Another file-not-found error is a bit more subtle. One reason for batches that fail to run is a script template that misses a trailing Unix backslash (\) at the end of a line (must be last character of line, so the newline gets treated like a space). This causes the shell to think there are two commands to be run where there should have been only one. There are many variants of these errors, of course, based on where the missing backslash was. They will usually have a red-herring error that may produce a long ugly output in the .err file, because the job did not have all the parameters required to run it correctly. However, the last line of the error will generally be a command-not-found error. One example is:

131-build-annotated-csv/PENDING/TASK-DIRECTORY-runner-Myers_Tongue.sh: line 19: --output: command not found

This can, of course, be fixed by restoring the backslash in the right place.

Transient Failures

When the JobGenerator creates a new job, that job script includes the basic mechanism for determining whether a job has succeeded. First, of course, it honors the Unix custom that non-zero return status indicates failure. Second, when it starts up, it first places a timestamp (as well as its operating environment) in a file named:

LOGS/{root}-{region}.begun

Upon completion, it records a timestamp in one of:

LOGS/{root}-{region}.done

or:

LOGS/{root}-{region}.failed

If neither the .done nor the .failed file exists, then the job has not completed. If it does not still appear in the output of the cluster’s qstat command, then it was probably killed for some reason such as exceeding walltime, or perhaps running with the wrong crowd (if your job ends up on the same node with one that allocates more memory than it requested, it can die or be killed).
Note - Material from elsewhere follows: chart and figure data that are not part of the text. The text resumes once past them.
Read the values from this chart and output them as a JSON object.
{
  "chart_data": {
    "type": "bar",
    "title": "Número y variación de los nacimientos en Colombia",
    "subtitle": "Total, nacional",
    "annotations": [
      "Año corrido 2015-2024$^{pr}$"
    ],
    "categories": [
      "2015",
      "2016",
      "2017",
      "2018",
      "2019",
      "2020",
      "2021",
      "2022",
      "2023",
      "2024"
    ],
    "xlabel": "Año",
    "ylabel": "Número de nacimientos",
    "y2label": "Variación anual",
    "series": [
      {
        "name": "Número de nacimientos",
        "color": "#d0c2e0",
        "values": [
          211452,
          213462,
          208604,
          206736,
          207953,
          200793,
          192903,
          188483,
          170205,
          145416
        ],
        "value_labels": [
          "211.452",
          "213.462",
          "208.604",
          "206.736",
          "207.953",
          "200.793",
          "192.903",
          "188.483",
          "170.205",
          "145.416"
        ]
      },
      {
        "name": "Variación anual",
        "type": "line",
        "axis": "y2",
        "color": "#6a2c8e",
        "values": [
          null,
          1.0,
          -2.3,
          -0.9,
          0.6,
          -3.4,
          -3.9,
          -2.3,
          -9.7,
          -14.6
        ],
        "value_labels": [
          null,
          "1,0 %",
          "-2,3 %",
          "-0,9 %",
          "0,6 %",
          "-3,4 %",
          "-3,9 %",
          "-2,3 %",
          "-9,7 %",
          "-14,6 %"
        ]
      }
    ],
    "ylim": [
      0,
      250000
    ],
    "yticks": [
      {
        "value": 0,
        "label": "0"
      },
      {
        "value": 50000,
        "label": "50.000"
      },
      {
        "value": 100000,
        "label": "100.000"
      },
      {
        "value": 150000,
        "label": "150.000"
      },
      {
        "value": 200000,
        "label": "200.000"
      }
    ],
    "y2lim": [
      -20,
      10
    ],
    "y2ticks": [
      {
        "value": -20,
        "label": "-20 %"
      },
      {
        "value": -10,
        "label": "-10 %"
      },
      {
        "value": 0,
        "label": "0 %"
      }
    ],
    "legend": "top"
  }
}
When a job is killed by the syadmins (or via qdel), it dies without producing a .failed file. In this case, your job will remain in the RUNNING directory, and must be manually moved to the ERROR directory so that it may be repended with syqada batch.

Although SyQADA is capable of detecting at least this sort of transient failure, and could potentially restart the job itself, it has not yet become clear how to do this without risk of constant resubmission of a chronically failing job due to some cryptic error condition; automatic resubmission will only occur when a satisfactory solution presents itself.

The syqada manage command can be used to check the status of your batch at any time. See syqada manage for usage.

Elsewhere in this manual is a Useful Shell Stuff Primer that may be helpful during debugging.

Caveat on editing generated files

Failures caused by transient changes in environmental factors outside SyQADA’s control (overloaded machine, filesystem full) can be corrected simply by running syqada repend TASK-DIRECTORY. When a failure requires altering the config file, or a task’s METADATA file, syqada reset TASK-DIRECTORY is in order. When a failure requires altering the protocol file, syqada purge TASK-DIRECTORY is appropriate.

In general, however, editing any of the files used in the workflow (especially the job scripts or the METADATA file, which would be re-generated incorrectly after a syqada purge) is a no-no, of course, because it is conceivable that tasks that were completed before the edit was performed are affected by the edit, so that the crown jewel of reproducibility, removing all the task directories and re-running the workflow from scratch, or re-running the same configuration (in another directory) using a different sample file, would now fail at an earlier step.

Given sufficient freedom, I would incorporate git into SyQADA, committing changes to the fundamental and generated files and recording sha1 hashes of the reference files and executables used, so that SyQADA could detect and complain about re-runs that conflicted with previous invocations.